Following the prayers of supplication after the Amidah, Half-Kaddish is recited. On days on which Tachanun is not said, the Half-Kaddish is recited immediately after the Amidah. The reason that only Half-Kaddish is recited is to prevent interruption between the Amidah and Kaddish-Titkabal, which is recited after Kedushah d’Sidra. As long as the chazan has not recited Kaddish-Titkabal, he has not yet completely finished the Amidah repetition. Therefore, the chazan need not take three steps back upon the conclusion of the Amidah repetition, for he separates from prayer by taking three steps back at the end of Kaddish-Titkabal. On Mondays and Thursdays, when the Torah is read, Half-Kaddish is also recited after the Torah reading. We already learned that after Kedushah d’Sidra, the chazan recites Kaddish-Titkabal.

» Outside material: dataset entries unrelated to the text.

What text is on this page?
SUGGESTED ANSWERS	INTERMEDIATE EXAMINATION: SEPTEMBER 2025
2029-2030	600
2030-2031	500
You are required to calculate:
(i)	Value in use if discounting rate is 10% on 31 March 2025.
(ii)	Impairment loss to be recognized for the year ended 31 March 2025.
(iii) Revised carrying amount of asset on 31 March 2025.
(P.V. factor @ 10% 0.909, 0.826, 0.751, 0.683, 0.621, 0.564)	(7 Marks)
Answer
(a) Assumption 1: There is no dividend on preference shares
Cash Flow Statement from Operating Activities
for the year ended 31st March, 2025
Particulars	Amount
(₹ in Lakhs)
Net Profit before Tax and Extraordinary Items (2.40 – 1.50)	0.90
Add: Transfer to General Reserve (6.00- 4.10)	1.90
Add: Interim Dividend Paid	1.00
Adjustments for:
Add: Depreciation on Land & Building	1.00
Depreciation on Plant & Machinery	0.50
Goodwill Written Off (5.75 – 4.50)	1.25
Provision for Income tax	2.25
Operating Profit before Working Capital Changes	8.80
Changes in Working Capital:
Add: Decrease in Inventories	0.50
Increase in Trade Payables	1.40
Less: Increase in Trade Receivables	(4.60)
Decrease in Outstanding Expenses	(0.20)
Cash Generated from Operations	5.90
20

After Shir Shel Yom, Full-Kaddish is recited, the Kaddish said after the recital of Scriptural verses. Customarily, mourners are the ones to recite this Kaddish, for its recital possesses benefit for the elevation of the deceased person’s soul (see earlier in this book 4:5-6). If no mourner is present, one who does not have a parent recites it. However, if there is no one there who has lost a parent, it is customary not to recite this Kaddish, for, since it is normally recited by mourners, it is unbecoming for one whose parents are both alive to recite it.
After Pitum HaKetoret, Kaddish d’Rabbanan is recited, for it was instituted to be recited after rabbinic study. This type of Kaddish is also usually recited by mourners. When there is no one present who has lost a parent, it is customary not to recite it. In principle, the correct practice is that the chazan recites it, because it is not called Mourner’s Kaddish. However, since orphans have become accustomed to reciting it, many treat it like Mourner’s Kaddish.
The Chachamim greatly praise the virtue of this Kaddish, and teach that after the destruction of the Temple, it is one of the things in whose merit the world stands (Sotah 49a). The reason for this is because it is recited after a group of people (at least ten) learn Torah, and hence, its recital combines the mitzvah of Torah study, equivalent to all the mitzvot, and the sanctification of Hashem’s Name (Rashi).